Voices tell her she is the daughter of Sarah Vaughan or the moon, or that she has AIDS, and at times their malevolent insistence pushes her to the brink of endurance. She loves music and describes the benefits of the hearing aid that enabled her to sing:
When I could harmonise with … voices and instruments … I thought I had found heaven. When I’m singing long low vowel sounds, I’m trying to relive the feeling I had when I first heard my own voice, just as other people hear their own voices.

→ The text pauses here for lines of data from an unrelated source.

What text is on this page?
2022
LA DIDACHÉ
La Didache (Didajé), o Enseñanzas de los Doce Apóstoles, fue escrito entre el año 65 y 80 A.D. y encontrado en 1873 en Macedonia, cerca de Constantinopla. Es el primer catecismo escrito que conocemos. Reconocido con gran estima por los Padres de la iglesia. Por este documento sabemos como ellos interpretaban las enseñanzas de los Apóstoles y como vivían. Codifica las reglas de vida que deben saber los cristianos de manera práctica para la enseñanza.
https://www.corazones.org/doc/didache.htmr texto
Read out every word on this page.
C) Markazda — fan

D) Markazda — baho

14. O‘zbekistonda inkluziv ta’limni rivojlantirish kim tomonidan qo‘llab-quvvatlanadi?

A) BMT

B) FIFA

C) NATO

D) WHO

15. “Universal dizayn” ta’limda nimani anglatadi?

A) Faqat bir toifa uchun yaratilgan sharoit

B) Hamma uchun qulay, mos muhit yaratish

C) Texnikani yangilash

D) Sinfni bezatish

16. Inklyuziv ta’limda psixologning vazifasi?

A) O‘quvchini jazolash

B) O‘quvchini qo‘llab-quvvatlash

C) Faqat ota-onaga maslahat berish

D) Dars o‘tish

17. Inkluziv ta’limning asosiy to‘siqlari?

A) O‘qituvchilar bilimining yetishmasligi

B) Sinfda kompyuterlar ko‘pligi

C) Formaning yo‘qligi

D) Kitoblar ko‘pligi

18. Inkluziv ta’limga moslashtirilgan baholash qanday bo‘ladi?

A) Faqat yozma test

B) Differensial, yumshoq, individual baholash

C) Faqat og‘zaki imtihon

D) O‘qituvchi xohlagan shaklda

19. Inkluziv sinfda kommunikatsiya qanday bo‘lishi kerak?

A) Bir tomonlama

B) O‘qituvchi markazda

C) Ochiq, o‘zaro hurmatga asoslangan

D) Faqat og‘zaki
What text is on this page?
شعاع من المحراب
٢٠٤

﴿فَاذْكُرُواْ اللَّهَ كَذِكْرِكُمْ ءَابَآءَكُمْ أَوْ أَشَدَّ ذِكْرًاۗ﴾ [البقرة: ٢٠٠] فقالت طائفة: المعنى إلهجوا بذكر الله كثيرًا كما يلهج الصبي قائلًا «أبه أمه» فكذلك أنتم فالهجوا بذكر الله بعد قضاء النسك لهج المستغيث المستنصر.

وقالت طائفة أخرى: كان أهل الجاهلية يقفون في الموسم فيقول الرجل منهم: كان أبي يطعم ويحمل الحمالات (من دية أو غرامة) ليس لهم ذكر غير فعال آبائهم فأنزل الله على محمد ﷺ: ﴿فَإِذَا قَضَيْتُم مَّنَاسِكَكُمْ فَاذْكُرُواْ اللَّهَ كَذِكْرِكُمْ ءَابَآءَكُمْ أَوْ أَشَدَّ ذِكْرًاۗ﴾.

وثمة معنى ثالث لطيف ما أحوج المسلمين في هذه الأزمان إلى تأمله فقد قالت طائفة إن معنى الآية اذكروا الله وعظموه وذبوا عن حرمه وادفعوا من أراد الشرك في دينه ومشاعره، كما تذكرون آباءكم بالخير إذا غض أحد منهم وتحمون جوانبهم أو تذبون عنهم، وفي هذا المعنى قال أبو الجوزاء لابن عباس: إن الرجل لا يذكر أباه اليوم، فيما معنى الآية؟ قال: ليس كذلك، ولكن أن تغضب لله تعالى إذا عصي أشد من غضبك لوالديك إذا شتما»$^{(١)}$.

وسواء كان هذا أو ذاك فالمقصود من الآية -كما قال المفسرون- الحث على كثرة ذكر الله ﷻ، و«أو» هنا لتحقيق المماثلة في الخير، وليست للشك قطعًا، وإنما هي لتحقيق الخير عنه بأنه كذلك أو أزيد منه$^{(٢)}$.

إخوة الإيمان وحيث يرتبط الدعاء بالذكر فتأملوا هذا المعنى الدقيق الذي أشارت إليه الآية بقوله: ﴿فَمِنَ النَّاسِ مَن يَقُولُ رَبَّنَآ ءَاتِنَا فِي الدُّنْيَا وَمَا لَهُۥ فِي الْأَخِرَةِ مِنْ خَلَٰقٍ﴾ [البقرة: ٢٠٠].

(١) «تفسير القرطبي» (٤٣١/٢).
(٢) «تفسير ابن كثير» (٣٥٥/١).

“The single desire that dominated my search for delight was simply to love and be loved,” writes Augustine in his Confessions, and you feel the same yearning in Thomson’s memoir. The difference is that she’s describing the effects of a serious mental condition on a sensitive drug-deranged mind and that she writes in a secular age where redemption is self-redemption. Her story is not an arc towards faith in God, but a groping towards a personal autonomy tested not only by her recidivist habits, but also by the inexorability of institutions (although Waris, the ever-loving African nurse, is a transcendent character). The memoir ends with a kind of rescue: she’s on the streets of Wellington, “completely lonely and living in my psychosis”, picked up by the police and returned to hospital. An epilogue tells us that she eventually recovered and the voice(s) stopped. Today she sees that the “simplest things – getting your concentration back, being able to read, talk to your friends … can give you a great sense of happiness … Just to live well is a simple gift.”
Lynette Robinson’s Where the Rainbow Fell Down continues in the confessional tradition: the story of a life which begins unhappily, gets worse, but is retrieved by sturdy determination and a happy second marriage. Robinson is also a first-time author but whereas Thomson’s memoir is nuanced, and her persona painfully self-aware, this story slithers through its writer’s fingers because she is too anxious to get it onto the page. She has also published her book, and many of its problems would not exist had an external editor pared back her material, tightened her sentences and introduced her to the elusive importance of tone. Cliché abounds:
“Oh my God … a rainbow! … Perhaps it’s the archway to our future,” I sighed.
“Or an optical illusion,” he said, but seeing me wince added quickly, “There will be a pot of gold waiting for us at each end, my love.”
“He” is Brian her husband, a former priest, and his life at the Holy Name Seminary at Mosgiel in the 1960s where misogynous Jesuits shackled the seminarians to perpetual adolescence with a regime of games and pettiness is deeply disturbing. Robinson’s story is an indictment of institutionalised Catholic hypocrisy, but often told so crudely its horror is numbed rather than heightened: “Brian tried to keep priest number two engaged in small talk and dodged the hooks he threw out, until finally the priest asked, ‘Are you aware that if you have a son, he will be barred from ever joining the priesthood?’ ”The best that can be said of it is that it’s “family history I am hoping to record for our children one day”.
Catharina van Bohemen is an Auckland writer and teacher.